Dr. Mahathir Muhammed: Partinin
fikir babası
Yeni
partinin gündeme gelmesinde hiç kuşku en büyük amil, kimi çevrelerce ülkenin
modern tarihindeki en büyük yolsuzluk hadisesi kabul edilen 1MDB oldu. Her ne
kadar, ülkedeki ‘yolsuzlukla mücadele kurumu’, ‘baş savcılık’ gibi çeşitli
yasal kurumların yolsuzlukla ilgili soruşturmaları sonrasında fonun kurucusu ve
bir dönem başkanlığını yürüten başkanı Başbakan Necib bin Rezak’ın usulsüzlük
yaptığına dair ‘herhangi bir veri olmadığı’ sonucuna ulaşılmış olsa da,
muhalefet çevreleri ve akabinde eski Başbakanlardan Dr. Mahathir Muhammed’in
konuyla ilgili tartışmaları sürekli gündeme taşımalarının büyük rolü bulunuyor.
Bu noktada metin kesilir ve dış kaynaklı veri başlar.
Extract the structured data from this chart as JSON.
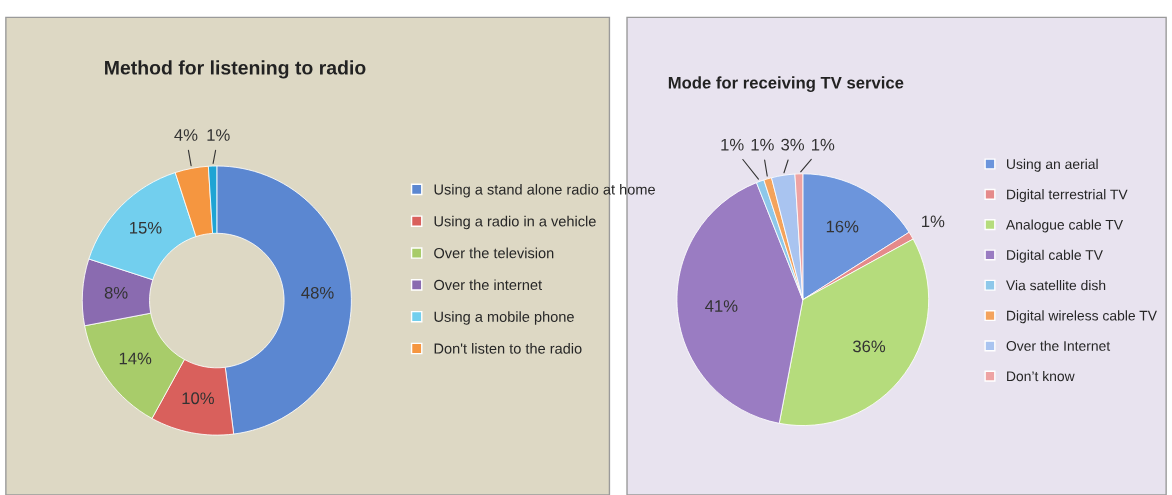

Dr. Mahathir’in bu konudaki görüşünün muhalefetle benzerlik göstermesi ve hatta
bazı gösterilerde ve toplantılarda muhalefetin önde gelen isimleriyle birlikte
yer alması UMNO cephesinde ‘ihanet’ olarak değerlendirildi. Kurt politikacı Dr.
Mahathir ise, nasıl 2003 yılında Ahmed Badavi’yi başbakanlığa taşıyıp ve
ardından 2009’da onun yerine Necib bin Rezak’ı başbakanlığa getirmede ‘mahir’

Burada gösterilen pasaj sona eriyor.